Un nuevo intento de presión de los VTC en Barcelona contra la legalidad
BARCELONA. 21 Mar. (Noticias del Taxi) – En un nuevo intento de presión sobre las instituciones públicas, varias patronales del sector de los Vehículos de Transporte con Conductor (VTC) han dirigido una carta a Laia Bonet, presidenta del Instituto Metropolitano del Taxi (IMET), exigiendo que se frenen las sanciones impuestas por la Guardia Urbana a aquellos operadores que prestan servicio sin contar con la debida autorización.
En su misiva, las asociaciones Unauto-VTC Catalunya, Aurora Associació Catalana VTC y el Sindicato Libre de Transportes (SLT) acusan a la administración de acoso y denuncian un supuesto perjuicio económico para el sector.
La necesidad de regular el transporte en Barcelona
Sin embargo, lo que estas entidades omiten es que las acciones del IMET y de la Guardia Urbana responden a una necesidad legal y administrativa de ordenar el transporte en la ciudad y garantizar que la movilidad se rija por un marco justo y sostenible.
En Barcelona, operar sin las licencias pertinentes no es una opción, y, en consecuencia, las sanciones impuestas a los VTC que incumplen la normativa son una medida necesaria para preservar el interés público.

Impacto de los VTC en la congestión urbana de Barcelona
Élite Taxi responde con contundencia
Frente a esta ofensiva del sector VTC, la asociación Élite Taxi ha emitido un comunicado en el que rechaza tajantemente lo que considera un intento de «chantaje» por parte de las patronales.
Según la organización de taxistas, estas empresas, en su mayoría financiadas por fondos buitre y grandes plataformas internacionales, han operado durante años al margen de la legalidad, aprovechándose de vacíos regulatorios para especular con licencias y precarizar a miles de trabajadores.
«No es acoso, es justicia«, enfatiza Élite Taxi en su comunicado, recordando que las sanciones impuestas son una respuesta directa a la reiterada vulneración de la normativa vigente.
Las sentencias judiciales no son definitivas
Las decisiones judiciales que los VTC esgrimen para justificar su exigencia de nuevas licencias son, en muchos casos, de primera instancia y aún tienen recorrido legal. Las instituciones no pueden ceder a la presión de quienes buscan imponer su agenda al margen de la legalidad.
La regulación del transporte en Barcelona no es un capricho, sino una garantía de que la movilidad en la ciudad se mantenga ordenada, equitativa y sostenible, evitando el descontrol de un modelo especulativo que solo beneficia a unos pocos.

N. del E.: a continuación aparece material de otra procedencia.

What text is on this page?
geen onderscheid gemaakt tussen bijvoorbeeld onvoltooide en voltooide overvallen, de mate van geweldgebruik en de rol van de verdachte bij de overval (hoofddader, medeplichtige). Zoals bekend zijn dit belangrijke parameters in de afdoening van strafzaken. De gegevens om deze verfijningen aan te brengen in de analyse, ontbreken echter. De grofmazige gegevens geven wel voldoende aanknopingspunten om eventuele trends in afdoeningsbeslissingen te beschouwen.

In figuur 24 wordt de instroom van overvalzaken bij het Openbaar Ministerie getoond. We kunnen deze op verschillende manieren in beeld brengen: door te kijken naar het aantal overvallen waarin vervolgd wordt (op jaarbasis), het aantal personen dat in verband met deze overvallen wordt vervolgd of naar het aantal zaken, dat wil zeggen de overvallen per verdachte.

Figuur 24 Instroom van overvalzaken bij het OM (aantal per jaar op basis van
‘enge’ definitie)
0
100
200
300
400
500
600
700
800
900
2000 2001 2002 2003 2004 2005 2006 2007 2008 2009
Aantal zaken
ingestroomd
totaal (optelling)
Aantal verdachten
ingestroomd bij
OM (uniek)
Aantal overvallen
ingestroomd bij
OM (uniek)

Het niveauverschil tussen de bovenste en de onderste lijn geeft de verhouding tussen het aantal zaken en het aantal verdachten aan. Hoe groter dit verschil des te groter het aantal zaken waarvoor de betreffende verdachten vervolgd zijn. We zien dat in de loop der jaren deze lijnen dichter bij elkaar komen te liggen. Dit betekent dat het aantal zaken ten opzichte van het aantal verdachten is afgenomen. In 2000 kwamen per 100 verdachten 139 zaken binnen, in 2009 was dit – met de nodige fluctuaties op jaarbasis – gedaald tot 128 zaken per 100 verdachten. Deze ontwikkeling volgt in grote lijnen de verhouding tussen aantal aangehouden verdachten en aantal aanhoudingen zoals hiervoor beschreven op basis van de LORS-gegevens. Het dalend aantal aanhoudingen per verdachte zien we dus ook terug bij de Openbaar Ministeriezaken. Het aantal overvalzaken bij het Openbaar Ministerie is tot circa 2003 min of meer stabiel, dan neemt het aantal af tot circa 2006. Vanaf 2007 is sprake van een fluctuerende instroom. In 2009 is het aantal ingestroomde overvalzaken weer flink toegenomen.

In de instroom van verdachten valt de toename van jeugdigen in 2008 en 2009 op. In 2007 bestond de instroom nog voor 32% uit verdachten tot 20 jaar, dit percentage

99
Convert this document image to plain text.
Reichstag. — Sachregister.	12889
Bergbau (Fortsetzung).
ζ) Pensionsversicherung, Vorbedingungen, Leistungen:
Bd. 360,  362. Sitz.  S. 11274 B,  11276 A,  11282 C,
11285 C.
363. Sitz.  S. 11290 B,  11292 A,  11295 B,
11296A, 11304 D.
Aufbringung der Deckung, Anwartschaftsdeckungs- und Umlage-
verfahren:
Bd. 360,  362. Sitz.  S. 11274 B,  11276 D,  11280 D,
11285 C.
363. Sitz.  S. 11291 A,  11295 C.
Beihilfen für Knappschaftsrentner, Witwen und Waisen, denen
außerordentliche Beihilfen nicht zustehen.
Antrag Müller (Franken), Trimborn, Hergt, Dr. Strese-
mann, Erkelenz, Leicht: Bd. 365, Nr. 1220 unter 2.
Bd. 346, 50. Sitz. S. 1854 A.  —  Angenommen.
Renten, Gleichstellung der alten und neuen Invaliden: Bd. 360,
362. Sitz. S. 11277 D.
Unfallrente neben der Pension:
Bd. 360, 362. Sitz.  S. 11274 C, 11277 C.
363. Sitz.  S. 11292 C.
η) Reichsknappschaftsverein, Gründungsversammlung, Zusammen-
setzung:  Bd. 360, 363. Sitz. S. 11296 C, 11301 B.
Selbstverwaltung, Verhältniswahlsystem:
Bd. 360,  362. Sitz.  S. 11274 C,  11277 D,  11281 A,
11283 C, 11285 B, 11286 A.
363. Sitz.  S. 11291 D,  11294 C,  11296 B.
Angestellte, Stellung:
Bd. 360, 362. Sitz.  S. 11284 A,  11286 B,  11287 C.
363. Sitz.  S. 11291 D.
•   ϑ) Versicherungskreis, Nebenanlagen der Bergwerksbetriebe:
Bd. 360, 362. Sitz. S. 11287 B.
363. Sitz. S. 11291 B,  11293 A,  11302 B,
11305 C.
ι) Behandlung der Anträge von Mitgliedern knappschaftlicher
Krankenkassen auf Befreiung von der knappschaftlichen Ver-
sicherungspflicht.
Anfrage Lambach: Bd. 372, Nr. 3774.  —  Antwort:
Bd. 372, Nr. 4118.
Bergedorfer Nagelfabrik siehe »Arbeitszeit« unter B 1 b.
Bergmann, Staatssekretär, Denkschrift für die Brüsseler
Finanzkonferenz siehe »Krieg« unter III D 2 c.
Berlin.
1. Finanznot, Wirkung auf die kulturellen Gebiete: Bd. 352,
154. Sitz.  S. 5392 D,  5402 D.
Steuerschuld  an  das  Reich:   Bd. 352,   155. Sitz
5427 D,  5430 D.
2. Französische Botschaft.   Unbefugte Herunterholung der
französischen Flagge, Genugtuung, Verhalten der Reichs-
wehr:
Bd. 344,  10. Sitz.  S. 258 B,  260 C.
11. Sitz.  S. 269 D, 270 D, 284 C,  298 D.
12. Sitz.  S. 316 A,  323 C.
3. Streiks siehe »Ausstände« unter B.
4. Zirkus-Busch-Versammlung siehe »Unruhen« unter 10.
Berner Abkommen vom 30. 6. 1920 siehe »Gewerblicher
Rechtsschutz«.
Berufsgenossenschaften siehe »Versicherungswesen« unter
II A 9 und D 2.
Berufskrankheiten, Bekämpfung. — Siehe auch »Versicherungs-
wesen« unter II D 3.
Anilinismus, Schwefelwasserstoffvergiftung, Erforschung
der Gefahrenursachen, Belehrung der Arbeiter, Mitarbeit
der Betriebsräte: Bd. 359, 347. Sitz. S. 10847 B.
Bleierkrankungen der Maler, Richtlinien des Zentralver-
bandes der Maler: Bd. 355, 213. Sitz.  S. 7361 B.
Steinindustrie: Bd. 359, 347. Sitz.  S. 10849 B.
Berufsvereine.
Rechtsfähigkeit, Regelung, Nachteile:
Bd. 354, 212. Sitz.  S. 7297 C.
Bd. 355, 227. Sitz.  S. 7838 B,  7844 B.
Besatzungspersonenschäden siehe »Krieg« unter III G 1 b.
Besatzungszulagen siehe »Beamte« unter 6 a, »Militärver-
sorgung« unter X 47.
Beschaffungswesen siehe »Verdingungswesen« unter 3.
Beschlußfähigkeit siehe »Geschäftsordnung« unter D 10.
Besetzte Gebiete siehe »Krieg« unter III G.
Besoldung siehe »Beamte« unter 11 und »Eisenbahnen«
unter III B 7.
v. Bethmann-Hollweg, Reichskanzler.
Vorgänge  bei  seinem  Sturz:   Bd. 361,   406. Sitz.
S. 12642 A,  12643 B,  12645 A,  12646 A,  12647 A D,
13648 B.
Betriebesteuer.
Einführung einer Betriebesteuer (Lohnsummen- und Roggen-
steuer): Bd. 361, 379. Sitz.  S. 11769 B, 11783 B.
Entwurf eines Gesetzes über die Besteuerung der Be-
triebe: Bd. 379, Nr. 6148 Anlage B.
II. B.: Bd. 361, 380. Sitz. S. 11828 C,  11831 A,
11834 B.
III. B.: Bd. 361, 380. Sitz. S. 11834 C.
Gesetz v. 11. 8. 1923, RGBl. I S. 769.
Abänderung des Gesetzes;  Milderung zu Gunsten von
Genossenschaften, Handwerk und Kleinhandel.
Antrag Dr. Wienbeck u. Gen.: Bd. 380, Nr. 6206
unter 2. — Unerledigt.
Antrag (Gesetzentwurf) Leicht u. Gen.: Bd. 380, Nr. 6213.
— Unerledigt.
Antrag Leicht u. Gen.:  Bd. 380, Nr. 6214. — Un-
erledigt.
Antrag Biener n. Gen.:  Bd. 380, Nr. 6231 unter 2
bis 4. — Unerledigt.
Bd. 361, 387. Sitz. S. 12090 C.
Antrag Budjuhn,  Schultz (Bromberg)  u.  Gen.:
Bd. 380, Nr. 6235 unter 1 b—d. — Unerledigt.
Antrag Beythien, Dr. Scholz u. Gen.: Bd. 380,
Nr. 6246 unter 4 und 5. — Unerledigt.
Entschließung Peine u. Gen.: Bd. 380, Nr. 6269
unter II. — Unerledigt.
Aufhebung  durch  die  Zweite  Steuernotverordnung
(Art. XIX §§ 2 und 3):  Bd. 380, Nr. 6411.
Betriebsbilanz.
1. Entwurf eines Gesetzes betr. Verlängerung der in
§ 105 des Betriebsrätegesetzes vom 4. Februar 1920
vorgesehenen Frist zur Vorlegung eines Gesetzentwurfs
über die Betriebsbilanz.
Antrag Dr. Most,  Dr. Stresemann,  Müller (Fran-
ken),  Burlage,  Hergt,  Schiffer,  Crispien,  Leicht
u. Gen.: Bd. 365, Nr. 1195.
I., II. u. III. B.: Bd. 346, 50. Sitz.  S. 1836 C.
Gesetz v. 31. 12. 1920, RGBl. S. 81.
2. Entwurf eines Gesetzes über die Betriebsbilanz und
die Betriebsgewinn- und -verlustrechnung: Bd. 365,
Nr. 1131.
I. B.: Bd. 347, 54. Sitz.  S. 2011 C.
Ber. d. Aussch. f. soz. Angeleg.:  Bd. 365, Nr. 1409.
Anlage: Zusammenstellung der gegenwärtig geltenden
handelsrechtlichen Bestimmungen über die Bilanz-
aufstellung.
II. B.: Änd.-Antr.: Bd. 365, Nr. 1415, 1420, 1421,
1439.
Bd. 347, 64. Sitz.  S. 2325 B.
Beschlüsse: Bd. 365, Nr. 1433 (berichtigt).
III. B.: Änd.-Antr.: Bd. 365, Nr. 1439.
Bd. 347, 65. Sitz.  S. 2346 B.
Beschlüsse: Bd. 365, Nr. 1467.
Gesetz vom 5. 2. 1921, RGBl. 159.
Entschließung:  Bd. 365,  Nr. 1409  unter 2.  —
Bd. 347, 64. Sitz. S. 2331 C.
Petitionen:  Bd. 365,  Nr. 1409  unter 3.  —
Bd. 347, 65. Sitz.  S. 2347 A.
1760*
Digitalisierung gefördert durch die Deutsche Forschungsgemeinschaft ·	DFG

Más de 400 VTC inmovilizados en Barcelona por operar sin licencia
Barcelona no está en venta
La administración metropolitana, encabezada por el IMET, ha dejado claro que continuará aplicando la normativa vigente, protegiendo el interés general por encima de intereses particulares.
La ciudad de Barcelona no está en venta, y las reglas del juego están para cumplirse. La Guardia Urbana y las autoridades seguirán actuando con firmeza para garantizar un transporte justo y legal para todos los ciudadanos.